Assemblea condominiale: l’ordine del giorno deve essere preciso
Quotidiano Del Condominio
A cura di: Avv. Giuseppina Maria Rosaria Sgro
Non sono valide le decisioni dell’assemblea condominiale assunte in virtù della dicitura all’ordine del giorno “varie ed eventuali”. Ad affermare ciò è stato il Tribunale di Genova con la sentenza n. 221 del 2 febbraio 2021.
La vicenda traeva origine dalla citazione in giudizio da parte di alcuni condòmini dell’amministratore pro tempore di un condominio di Chiavari. Gli attori domandavano l’annullamento di due delibere adottate dal condominio; per la loro parziale connessione oggettiva e soggettiva, i due procedimenti venivano riuniti.
Dopo che i condòmini ottenevano l’annullamento della prima delibera, per il fatto che l’amministratore non aveva provato di aver comunicato l’avviso di convocazione a tutti i condòmini, in violazione degli artt. 1136 e 2697 c.c., il giudice di prime cure procedeva all’esame dei punti all’ordine del giorno impugnati dagli attori, specie a quello del punto n. 6 indicato con la dicitura “varie ed eventuali”.
Più precisamente, l’assemblea aveva deciso che l’attore non avesse diritto al parcheggio di autovetture nel cortile del condominio, esonerandolo dalle relative spese. Questa decisione, però, non era stata preventivamente indicata nell’avviso di convocazione dell’assemblea ordinaria con uno specifico O.d.G.

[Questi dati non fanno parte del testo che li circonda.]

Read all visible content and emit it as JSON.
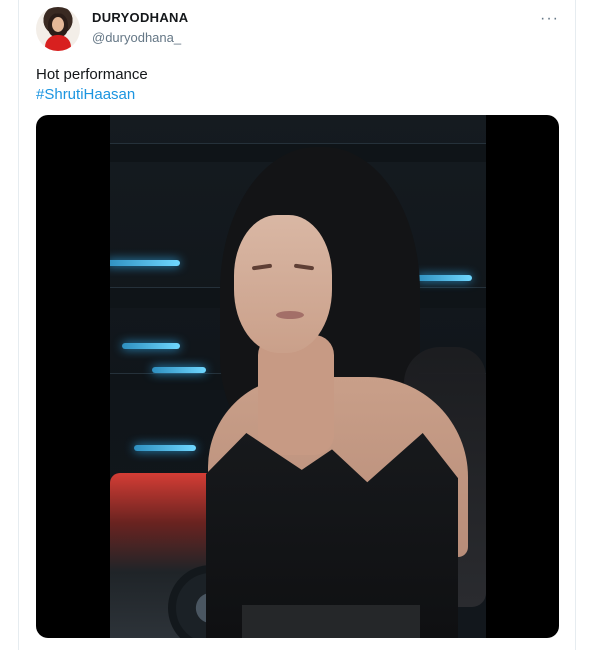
{
  "tweet": {
    "display_name": "DURYODHANA",
    "handle": "@duryodhana_",
    "text": "Hot performance",
    "hashtag": "#ShrutiHaasan",
    "more_label": "···"
  },
  "icons": {
    "more": "more-icon",
    "avatar": "avatar-image"
  }
}
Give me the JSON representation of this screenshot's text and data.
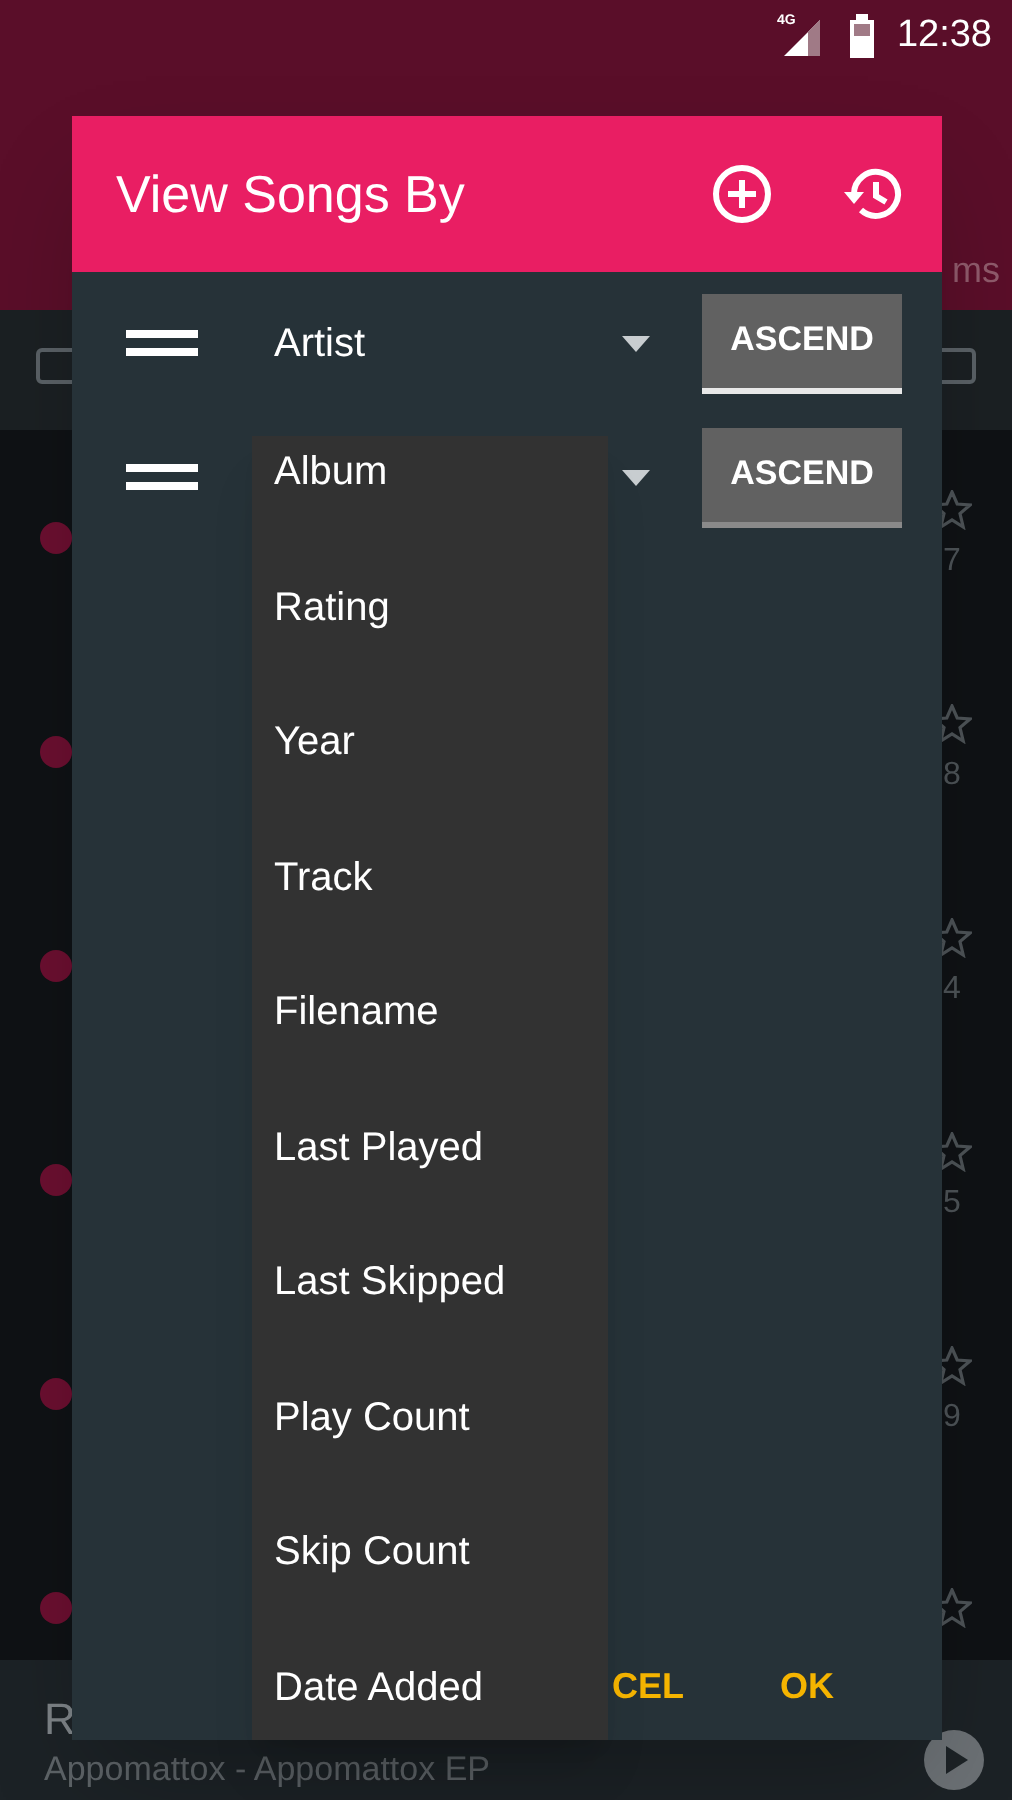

Il giudice, nel dichiarare la decisione in questione illegittima, richiamava consolidato principio della giurisprudenza di legittimità, secondo cui “ai fini della validità delle decisioni adottate dall’assemblea di condominio, è necessario che l’ordine del giorno indichi specificatamente, sia pure in modo non analitico e minuzioso, tutti gli argomenti da trattare, sì da consentire a ciascun condomino di comprenderne esattamente il tenore e l’importanza, e di poter ponderatamente valutare l’atteggiamento da tenere, in relazione sia all’opportunità o meno di partecipare, sia alle eventuali obiezioni o suggerimenti da sottoporre ai partecipanti” (Cass. Sez. SS.UU., 07/03/2005, n. 4806, Cass. Civ., sez. II, 19/10/2010, n. 21449).
Del resto, il nuovo art. 66 delle disposizioni attuative del codice civile, al comma 3, dispone che l’avviso di convocazione deve contenere la specifica indicazione dell’ordine del giorno, della data dell’adunanza in prima convocazione, nonché dell’ora e del luogo in cui la stessa si svolgerà (oppure, qualora sia prevista in modalità di videoconferenza, della piattaforma elettronica sulla quale si terrà) e deve essere comunicato almeno 5 giorni prima della data fissata.
Dunque, devono sussistere tutti gli elementi necessari per garantire una partecipazione informata di tutti i condòmini, i quali devono conoscere dettagliatamente gli argomenti da trattare e, conseguentemente, decidere se parteciparvi o meno.